4. Install [Docker Desktop](https://www.docker.com/).
5. Setup **Poetry** and install dependencies with `just install`.
6. Create a local ENV file with `just env-local`.
7. Spin up docker containers with `just up-local`.
8. Activate the virtual environment with `poetry shell`.
9. Start FastAPI server with `just run`.
10. Go to `http://localhost:8000/docs` to access the API docs to test the endpoints.
11. Use keyboard shortcut `Ctrl + C` to exit the FastAPI server.
12. Any changes to the codebase will be reflected immediately, run `just run` again to boot up the FastAPI server again.

### Standard Development Setup

> [!NOTE]
> EXTERNAL_PORT values for FastAPI, Qdrant, and Ollama are customizable in the `.env` file.

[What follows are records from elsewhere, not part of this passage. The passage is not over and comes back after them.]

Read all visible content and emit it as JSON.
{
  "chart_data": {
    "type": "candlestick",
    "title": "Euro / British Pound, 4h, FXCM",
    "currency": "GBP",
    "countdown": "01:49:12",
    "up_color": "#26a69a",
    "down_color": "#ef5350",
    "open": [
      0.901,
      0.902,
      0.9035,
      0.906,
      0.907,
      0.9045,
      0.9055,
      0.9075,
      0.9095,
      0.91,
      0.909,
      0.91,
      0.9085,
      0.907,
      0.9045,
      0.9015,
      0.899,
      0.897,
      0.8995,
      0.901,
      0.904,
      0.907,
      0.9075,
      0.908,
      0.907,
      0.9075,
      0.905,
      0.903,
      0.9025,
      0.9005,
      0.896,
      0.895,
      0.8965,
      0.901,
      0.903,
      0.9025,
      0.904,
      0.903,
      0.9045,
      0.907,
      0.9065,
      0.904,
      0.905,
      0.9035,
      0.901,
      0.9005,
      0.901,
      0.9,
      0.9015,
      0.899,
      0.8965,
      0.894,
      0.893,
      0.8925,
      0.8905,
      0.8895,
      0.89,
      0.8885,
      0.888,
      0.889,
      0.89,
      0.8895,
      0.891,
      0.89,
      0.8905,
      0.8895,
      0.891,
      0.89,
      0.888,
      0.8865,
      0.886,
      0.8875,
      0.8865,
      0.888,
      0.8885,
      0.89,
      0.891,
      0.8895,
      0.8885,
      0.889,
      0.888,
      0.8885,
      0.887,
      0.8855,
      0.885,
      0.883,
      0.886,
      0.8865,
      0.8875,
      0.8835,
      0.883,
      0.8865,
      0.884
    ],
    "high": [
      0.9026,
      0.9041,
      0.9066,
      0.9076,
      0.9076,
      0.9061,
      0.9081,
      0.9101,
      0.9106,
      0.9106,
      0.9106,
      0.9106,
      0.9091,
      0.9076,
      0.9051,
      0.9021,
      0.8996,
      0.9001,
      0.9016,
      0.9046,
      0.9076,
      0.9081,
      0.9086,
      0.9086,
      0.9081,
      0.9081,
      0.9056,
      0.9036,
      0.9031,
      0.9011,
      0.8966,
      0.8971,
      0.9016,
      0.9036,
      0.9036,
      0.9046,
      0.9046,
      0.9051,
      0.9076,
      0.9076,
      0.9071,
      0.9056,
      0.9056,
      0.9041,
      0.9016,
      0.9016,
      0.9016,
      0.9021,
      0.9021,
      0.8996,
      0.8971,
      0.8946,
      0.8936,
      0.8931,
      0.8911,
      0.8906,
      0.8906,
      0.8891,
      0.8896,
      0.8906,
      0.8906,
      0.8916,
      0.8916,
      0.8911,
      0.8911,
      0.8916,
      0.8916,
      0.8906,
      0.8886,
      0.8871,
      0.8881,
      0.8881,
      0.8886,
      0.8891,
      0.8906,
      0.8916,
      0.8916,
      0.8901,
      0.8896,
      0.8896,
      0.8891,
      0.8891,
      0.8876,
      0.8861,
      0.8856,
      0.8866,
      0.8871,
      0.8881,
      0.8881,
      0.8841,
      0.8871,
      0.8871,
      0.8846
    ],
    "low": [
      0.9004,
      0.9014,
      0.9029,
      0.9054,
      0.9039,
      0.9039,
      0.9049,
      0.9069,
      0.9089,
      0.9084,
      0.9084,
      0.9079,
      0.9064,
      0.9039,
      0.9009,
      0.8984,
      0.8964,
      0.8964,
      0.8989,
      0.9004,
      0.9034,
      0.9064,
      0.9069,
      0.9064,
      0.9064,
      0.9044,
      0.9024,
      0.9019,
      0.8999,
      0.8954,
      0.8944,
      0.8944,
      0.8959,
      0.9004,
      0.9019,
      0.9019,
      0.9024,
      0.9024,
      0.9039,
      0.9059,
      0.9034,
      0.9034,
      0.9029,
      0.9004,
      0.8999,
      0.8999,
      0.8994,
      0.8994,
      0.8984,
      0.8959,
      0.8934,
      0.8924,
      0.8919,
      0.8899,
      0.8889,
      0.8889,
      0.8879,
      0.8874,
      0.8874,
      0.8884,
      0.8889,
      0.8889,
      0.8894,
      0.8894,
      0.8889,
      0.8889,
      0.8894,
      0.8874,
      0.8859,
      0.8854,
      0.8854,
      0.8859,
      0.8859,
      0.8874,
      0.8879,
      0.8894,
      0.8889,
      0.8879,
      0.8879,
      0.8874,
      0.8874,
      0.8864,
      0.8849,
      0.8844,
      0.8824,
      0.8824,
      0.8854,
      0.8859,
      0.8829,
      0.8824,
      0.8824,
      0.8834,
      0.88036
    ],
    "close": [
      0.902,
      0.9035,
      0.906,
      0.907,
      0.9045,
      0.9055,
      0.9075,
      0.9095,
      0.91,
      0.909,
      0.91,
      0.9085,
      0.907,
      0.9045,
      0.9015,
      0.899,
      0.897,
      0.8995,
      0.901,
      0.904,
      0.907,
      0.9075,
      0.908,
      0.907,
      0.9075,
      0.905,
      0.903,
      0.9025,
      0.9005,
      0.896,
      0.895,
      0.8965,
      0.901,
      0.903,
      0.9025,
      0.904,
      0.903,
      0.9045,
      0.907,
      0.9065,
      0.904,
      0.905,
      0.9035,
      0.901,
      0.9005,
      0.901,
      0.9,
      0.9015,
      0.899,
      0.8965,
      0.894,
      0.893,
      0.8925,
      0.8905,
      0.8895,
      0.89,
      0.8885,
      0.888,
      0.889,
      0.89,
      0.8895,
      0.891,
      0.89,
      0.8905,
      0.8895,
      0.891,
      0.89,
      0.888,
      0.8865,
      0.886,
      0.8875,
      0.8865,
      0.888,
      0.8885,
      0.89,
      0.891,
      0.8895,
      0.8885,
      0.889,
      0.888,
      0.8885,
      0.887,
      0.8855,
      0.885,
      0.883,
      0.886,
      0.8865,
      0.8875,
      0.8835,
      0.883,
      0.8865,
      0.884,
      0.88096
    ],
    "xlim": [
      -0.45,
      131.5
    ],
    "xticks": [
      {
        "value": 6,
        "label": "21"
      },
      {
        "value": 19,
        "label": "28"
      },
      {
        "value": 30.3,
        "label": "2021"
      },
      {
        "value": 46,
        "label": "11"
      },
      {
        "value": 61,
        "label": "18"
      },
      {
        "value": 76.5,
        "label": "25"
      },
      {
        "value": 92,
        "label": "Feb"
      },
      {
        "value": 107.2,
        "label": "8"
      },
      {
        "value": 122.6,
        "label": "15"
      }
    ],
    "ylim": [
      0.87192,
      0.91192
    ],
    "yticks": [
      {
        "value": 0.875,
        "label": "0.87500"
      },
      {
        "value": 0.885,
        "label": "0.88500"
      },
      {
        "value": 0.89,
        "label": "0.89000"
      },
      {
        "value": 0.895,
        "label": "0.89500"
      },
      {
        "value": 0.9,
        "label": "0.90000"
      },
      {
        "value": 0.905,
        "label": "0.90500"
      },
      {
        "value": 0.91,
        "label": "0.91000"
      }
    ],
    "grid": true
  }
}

1. Install [Just](https://github.com/casey/just?tab=readme-ov-file#installation).
2. Install [Docker Desktop](https://www.docker.com/).
3. Create a local ENV file with `just env`.
4. Spin up docker containers with `just up`, or `just up-cpu` in favor of using CPU instead of GPU.
5. Go to `http://localhost:8040/docs` to access the API docs and test the endpoints.
6. Run `just down` to stop and remove all docker containers.
7. Start customizing the prompt template and data to suit your specific use case.
8. Once the custom changes are complete, version bump the app service's image (1.0.0 > 1.0.1) and run `just up` to update the docker image.

### Quick Test

1. Install [Docker Desktop](https://www.docker.com/).
2. Create a new file `.env`, and copy content of `.env.sample` into it.
3. Pull the docker image from Docker Hub with `docker pull jackleejm/rag-medication-ner:v1.0.0`.
4. Spin up docker containers with `docker-compose up -d`.
5. Go to `http://localhost:8040/docs` to access the API docs and test the endpoints.
6. Run `docker-compose down` to stop and remove all docker containers.

## Usage

### API Endpoint for Entity Extraction

- **Method**: POST
- **Path**: `/extract`
- **Description**: Extracts entities from a given list of unstructured text
- **Request Body**:
```json
{
"text": [
"Acetaminophen 325 MG Oral Tablet",
"Ibuprofen 100 MG Oral Tablet"
]
}
```
- **Response Example**:
```json
{
"results": [
{
"original_text": "Acetaminophen 325 MG Oral Tablet",
"quantity": [],
"drug_name": [
"Acetaminophen"
],
"dosage": [
"325 MG"
],
"administration_type": [
"Oral Tablet"
],
"brand": []
},
{
"original_text": "Ibuprofen 100 MG Oral Tablet",
"quantity": [],
"drug_name": [
"Ibuprofen"
],
"dosage": [
"100 MG"
],
"administration_type": [
"Oral Tablet"
],
"brand": []
}
],
"processing_time": 1.5
}
```

### API Endpoint for Indexing Medications

- **Method**: POST
- **Path**: `/index`
- **Description**: Index medications into vector database, to add more few-shot examples for better in-context learning performance.
- **Request Body**:
```json
{
"medications": [
{
"original_text": "1 ML medroxyprogesterone acetate 150 MG/ML Injection",
"quantity": [
"1 ML"
],
"drug_name": [
"medroxyprogesterone acetate"
],
"dosage": [
"150 MG/ML"
],
"administration_type": [
"Injection"
],
"brand": []
},
{
"original_text": "budesonide 0.125 MG/ML Inhalation Suspension [Pulmicort]",
"quantity": [],
"drug_name": [
"budesonide"
],
"dosage": [
"0.125 MG/ML"
],
"administration_type": [
"Inhalation Suspension"
],
"brand": [
"Pulmicort"
]
}
]
}
```
- **Response Example**:
```json
{
"message": "Successfully indexed 2 entities",
"processing_time": 0.05,
}
```

## Dataset

The training dataset is generated using an open-source project called [Healthcare Data Generator](https://github.com/JackLeeJM/healthcare-data-generator) that is based on [Synthea](https://github.com/synthetichealth/synthea), which is a synthetic healthcare data generator that creates realistic patient records. The raw dataset is then manually annotated and validated for accuracy and completeness by checking the original_text to the extracted entities.